Porém, a lei que tem sua ideologia baseada no valor econômico 
  da água, além de outras contradições, tem o mérito 
  de tentar disciplinar o uso de nossas águas de forma racional, a partir 
  das bacias hidrográficas. Na sua contradição interna, propõe 
  a gestão democrática das águas, com participação 
  de toda sociedade.  
O Brasil tem a maior rede de bacias hidrográficas do planeta, agrupadas 
  em 12 regiões hidrográficas por proximidade geográfica, 
  semelhanças ambientais, sociais e econômicas . Essa questão 
  é essencial porque é pelos caminhos das águas que avança 
  o capital no campo, interferindo, ocupando e remodelando o espaço antes 
  de comunidades indígenas e tradicionais. A forma como se ocupa os solos, 
  como se devasta a vegetação, repercute diretamente no assoreamento 
  dos rios e na contaminação dos corpos d’água.  

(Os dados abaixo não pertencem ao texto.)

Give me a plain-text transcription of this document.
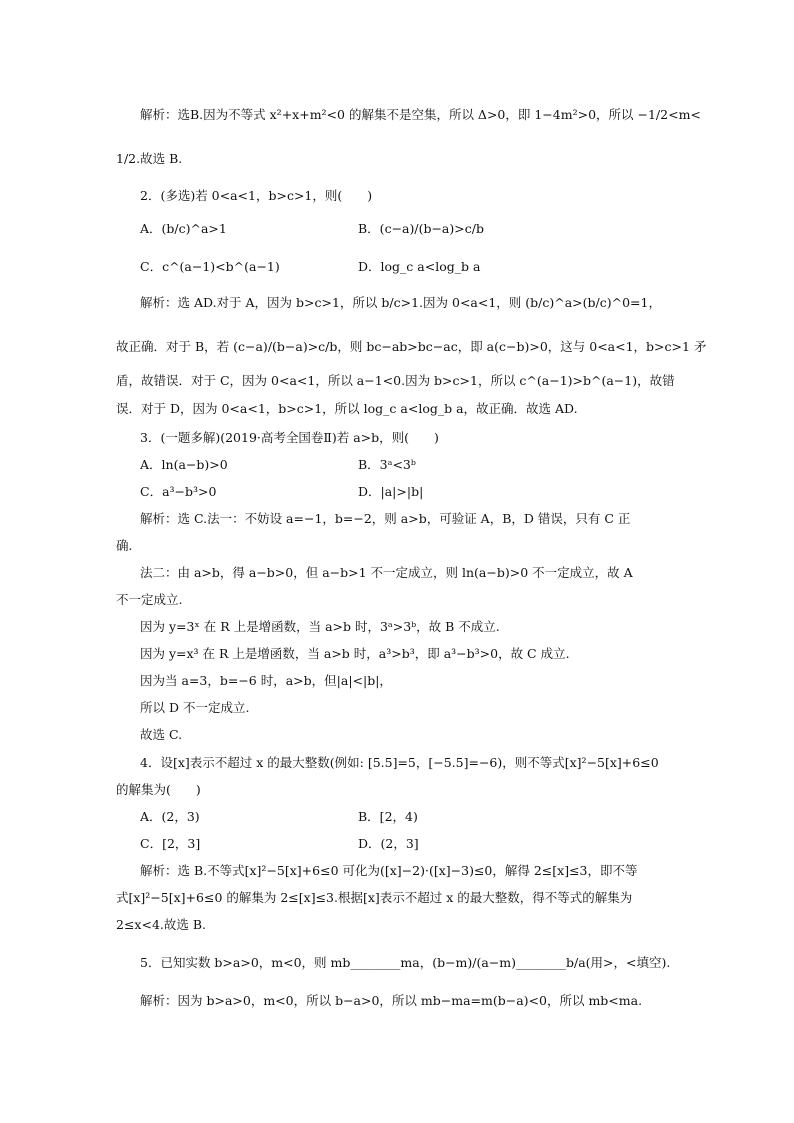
解析：选B.因为不等式 x²+x+m²<0 的解集不是空集，所以 Δ>0，即 1−4m²>0，所以 −1/2<m<
1/2.故选 B.
2．(多选)若 0<a<1，b>c>1，则(　　)
A．(b/c)^a>1	B．(c−a)/(b−a)>c/b
C．c^(a−1)<b^(a−1)	D．log_c a<log_b a
解析：选 AD.对于 A，因为 b>c>1，所以 b/c>1.因为 0<a<1，则 (b/c)^a>(b/c)^0=1，
故正确．对于 B，若 (c−a)/(b−a)>c/b，则 bc−ab>bc−ac，即 a(c−b)>0，这与 0<a<1，b>c>1 矛
盾，故错误．对于 C，因为 0<a<1，所以 a−1<0.因为 b>c>1，所以 c^(a−1)>b^(a−1)，故错
误．对于 D，因为 0<a<1，b>c>1，所以 log_c a<log_b a，故正确．故选 AD.
3．(一题多解)(2019·高考全国卷Ⅱ)若 a>b，则(　　)
A．ln(a−b)>0	B．3ᵃ<3ᵇ
C．a³−b³>0	D．|a|>|b|
解析：选 C.法一：不妨设 a=−1，b=−2，则 a>b，可验证 A，B，D 错误，只有 C 正
确.
法二：由 a>b，得 a−b>0，但 a−b>1 不一定成立，则 ln(a−b)>0 不一定成立，故 A
不一定成立.
因为 y=3ˣ 在 R 上是增函数，当 a>b 时，3ᵃ>3ᵇ，故 B 不成立.
因为 y=x³ 在 R 上是增函数，当 a>b 时，a³>b³，即 a³−b³>0，故 C 成立.
因为当 a=3，b=−6 时，a>b，但|a|<|b|，
所以 D 不一定成立.
故选 C.
4．设[x]表示不超过 x 的最大整数(例如: [5.5]=5，[−5.5]=−6)，则不等式[x]²−5[x]+6≤0
的解集为(　　)
A．(2，3)	B．[2，4)
C．[2，3]	D．(2，3]
解析：选 B.不等式[x]²−5[x]+6≤0 可化为([x]−2)·([x]−3)≤0，解得 2≤[x]≤3，即不等
式[x]²−5[x]+6≤0 的解集为 2≤[x]≤3.根据[x]表示不超过 x 的最大整数，得不等式的解集为
2≤x<4.故选 B.
5．已知实数 b>a>0，m<0，则 mb________ma，(b−m)/(a−m)________b/a(用>，<填空).
解析：因为 b>a>0，m<0，所以 b−a>0，所以 mb−ma=m(b−a)<0，所以 mb<ma.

As múltiplas faces do hidronegócio 
Energia hídrica: 
  A esmagadora energia brasileira é de origem hídrica. As centenas 
  de barragens espalhadas pelo território brasileiro são responsáveis 
  por aproximadamente 90% da energia consumida no Brasil. O processo de construção 
  dessas barragens impacta violentamente o meio ambiente e as populações 
  atingidas por barragens. Agora, com a escassez de energia, a construção 
  de barragens tornou-se ainda mais polêmica. O primeiro grande exemplo 
  do que não deve ser feito foi a barragem de Sobradinho, no médio 
  São Francisco, relocando 72 mil pessoas e inundando quatro cidades. A 
  partir de Sobradinho, os atingidos por barragens de outras regiões puderam 
  organizar-se melhor para defender seus interesses, inclusive, inviabilizando 
  a construção de algumas, principalmente na bacia do Rio Uruguai. 
  Dessa luta que surgiu o MAB (Movimento de Atingidos por 
  Barragens), ainda hoje enfrentando a construção dessas construções 
  por todo Brasil. O governo brasileiro não investe em fontes alternativas 
  de energia e sobrecarrega os rios brasileiros com a construção 
  das barragens. A energia de origem hídrica que move nosso país 
  é um mega ramo do hidronegócio para empreiteiras, corporações 
  técnicas, indústria de turbinas, geradoras e distribuidoras de 
  energia – essas últimas praticamente privatizadas. Em decorrência, 
  vê-se a enorme dificuldade de implementar um “mixer” de outras 
  fontes de energia, mais sustentáveis, mais limpas, assim como a solar, 
  eólica e biomassa. 
   
  Irrigação  
  A produção mundial de alimentos, sobretudo grãos, está 
  alicerçada não apenas na chamada revolução verde 
  – agora na biotecnologia –, mas também na irrigação. 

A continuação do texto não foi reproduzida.